Rep. Sean Casten (D-IL) – whose state is the fifth-largest energy-consuming state in the nation – chose to use his time to push the DOE to be even more aggressive in their evaluation of LNG exports and their impact on the environment.

“President Biden has appropriately said this is the decisive decade for climate, and 100-year global warming potential is interesting but a rather academic question when we have a very narrow period of time to right the ship. I would hope you would take a more aggressive view as you’re looking at those issues.”

However, LNG and the use of natural gas have proven to be an effective tool to reduce CO2 emissions. In fact, natural gas is responsible for the majority of power sector emissions reductions since 2005.

This was a point Dep. Sec. Turk acknowledged, saying:

We’ve actually reduced our emissions in 2023, over 4 percent, at the same time as we had one of the most robust GDP growths all around the world, so we are decoupling.”

In addition to the LNG pause, questions centered around the increased energy demand Artificial Intelligence and other advanced manufacturing necessitates, even as the administration looks to phase out baseload energy resources, and how this impacts prices.  Rep. Brandon Williams (R-NY), whose constituents in Central New York recently learned they would have a major rate increase to their electricity bills, tried to get some transparency as to how the DOE envisions powering the country without natural gas or fossil fuels:

“The proposal would add approximately 440 dollars a year to the bill for a typical Central New York household that is using both electricity and gas.
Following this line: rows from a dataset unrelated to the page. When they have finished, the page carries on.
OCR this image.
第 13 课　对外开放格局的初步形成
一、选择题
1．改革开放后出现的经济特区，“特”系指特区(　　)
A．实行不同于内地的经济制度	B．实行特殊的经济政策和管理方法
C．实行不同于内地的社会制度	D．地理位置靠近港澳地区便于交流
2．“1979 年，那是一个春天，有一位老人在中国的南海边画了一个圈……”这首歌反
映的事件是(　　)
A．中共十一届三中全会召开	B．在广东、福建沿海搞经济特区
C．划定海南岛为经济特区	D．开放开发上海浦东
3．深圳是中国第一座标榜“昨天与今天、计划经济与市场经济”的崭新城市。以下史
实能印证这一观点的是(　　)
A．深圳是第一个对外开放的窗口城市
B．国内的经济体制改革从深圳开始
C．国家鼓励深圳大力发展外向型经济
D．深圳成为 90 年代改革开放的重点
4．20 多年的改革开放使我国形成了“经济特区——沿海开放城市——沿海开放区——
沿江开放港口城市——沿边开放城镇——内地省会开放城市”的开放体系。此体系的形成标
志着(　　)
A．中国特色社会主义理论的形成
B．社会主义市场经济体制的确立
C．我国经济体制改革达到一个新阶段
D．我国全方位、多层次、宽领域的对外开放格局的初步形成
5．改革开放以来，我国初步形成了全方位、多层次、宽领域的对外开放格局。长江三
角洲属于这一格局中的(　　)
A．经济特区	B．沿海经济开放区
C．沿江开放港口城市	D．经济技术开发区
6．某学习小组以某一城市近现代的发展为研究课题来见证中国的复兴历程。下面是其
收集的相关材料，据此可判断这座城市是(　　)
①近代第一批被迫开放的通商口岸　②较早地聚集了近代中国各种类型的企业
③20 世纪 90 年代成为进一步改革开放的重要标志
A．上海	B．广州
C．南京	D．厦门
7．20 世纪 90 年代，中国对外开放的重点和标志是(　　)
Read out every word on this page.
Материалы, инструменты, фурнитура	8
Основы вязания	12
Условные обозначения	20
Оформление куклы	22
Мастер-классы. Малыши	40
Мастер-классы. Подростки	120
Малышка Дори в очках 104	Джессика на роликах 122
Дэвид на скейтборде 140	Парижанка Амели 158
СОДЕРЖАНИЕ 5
This increase in rates demonstrates the pressing need for America to reassess its energy investment strategy. Can you explain the cause of these rising energy prices for my constituents please?”

Dep. Secretary Turk argued that prices were, in fact, going down and blamed geopolitical factors, rather than keep-it-in-the-ground policies

We did have an increase because of Covid and when Russia invaded Ukraine…”

However, Rep. Williams called out the “political” speak in his answers that don’t help everyday Americans.

“My constituents want answers to these questions, they don’t want talking points.  You didn’t answer the question of why energy costs have risen. You’ve said now they’ve risen because of COVID, an answer you didn’t provide earlier, and then you’ve said that prices are going to drop right after these historic increases! I don’t hear real answers, I only hear political answers, and that’s frustrating.”

Bottom Line: Following the hearing, the only thing that is clear is that the administration continues to give vague answers about its energy policies that will have real impacts on Americans and to send mixed signals about the role natural gas should play in our energy future.